Zelotti, sembrano collegarsi prevalentemente all'ambiente culturale e alla rete di contatti di Antonio Cappello. Il confronto tra le varie informazioni in nostro possesso ci aiuta a indagare un rapporto di interdipendenza tra ambito pubblico e committenza privata, che nel caso di Grimani e Cappello diventa particolarmente rilevante. Le due situazioni, pur diverse, manifestano caratteri e peculiarità che le rendono significative: se più nota e appariscente è quella di Vettore Grimani, non meno interessante è quella di Antonio Cappello. In un caso si tratta di un forte interesse che coinvolge l'intera famiglia,292 nell'altro invece si tratta di un'attenzione generata da contingenze professionali e sviluppatasi poi autonomamente. In questa maniera si possono comprendere peraltro alcuni aspetti relativi all'arrivo e alle prime commissioni di Battista Zelotti a Venezia.

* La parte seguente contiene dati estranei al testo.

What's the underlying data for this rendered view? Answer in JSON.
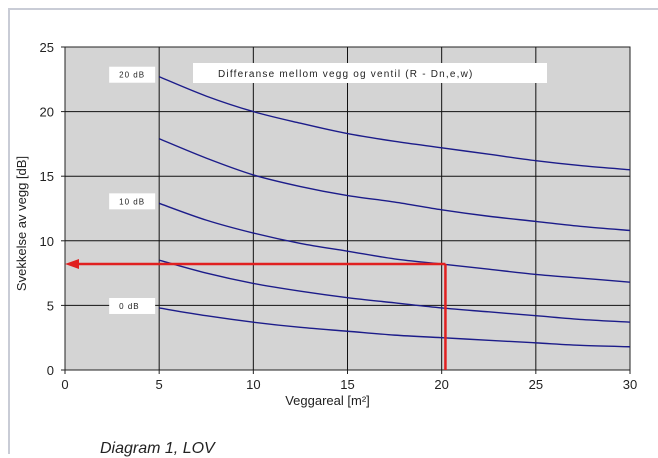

La nostra indagine si appunterà proprio sulla figura di Antonio Cappello, sulla sua innata capacità di intessere rapporti, sulla sua abilità nel gestire i contatti, sul suo peso nel determinare le scelte. Grazie al suo pragmatismo e all'intesa professionale coi suoi collaboratori, le volontà oscillanti della pubblica committenza finalmente sembrano diventare progetti realizzabili.
292
L'amore per le arti e per l'antichità che animava il cardinale Domenico Grimani fu ereditato anche dai nipoti Vettore, Marco, Marino, Giovanni. Riflessi di questa cultura antiquariale e di questo gusto figurativo di matrice centro-italiana finirono per informare le tendenze artistiche veneziane. Il contributo di Vettore si riconosce soprattutto nelle iniziative di carattere pubblico. Non è possibile riferire completamente della densa bibliografia sull'argomento. Paschini, 1960; Foscari - Tafuri, 1982, pp. 100-123; Gullino, 2000; Lotto, 2003-2004, pp. 23-30; Bristot - Cadore, 2010, p.28-29.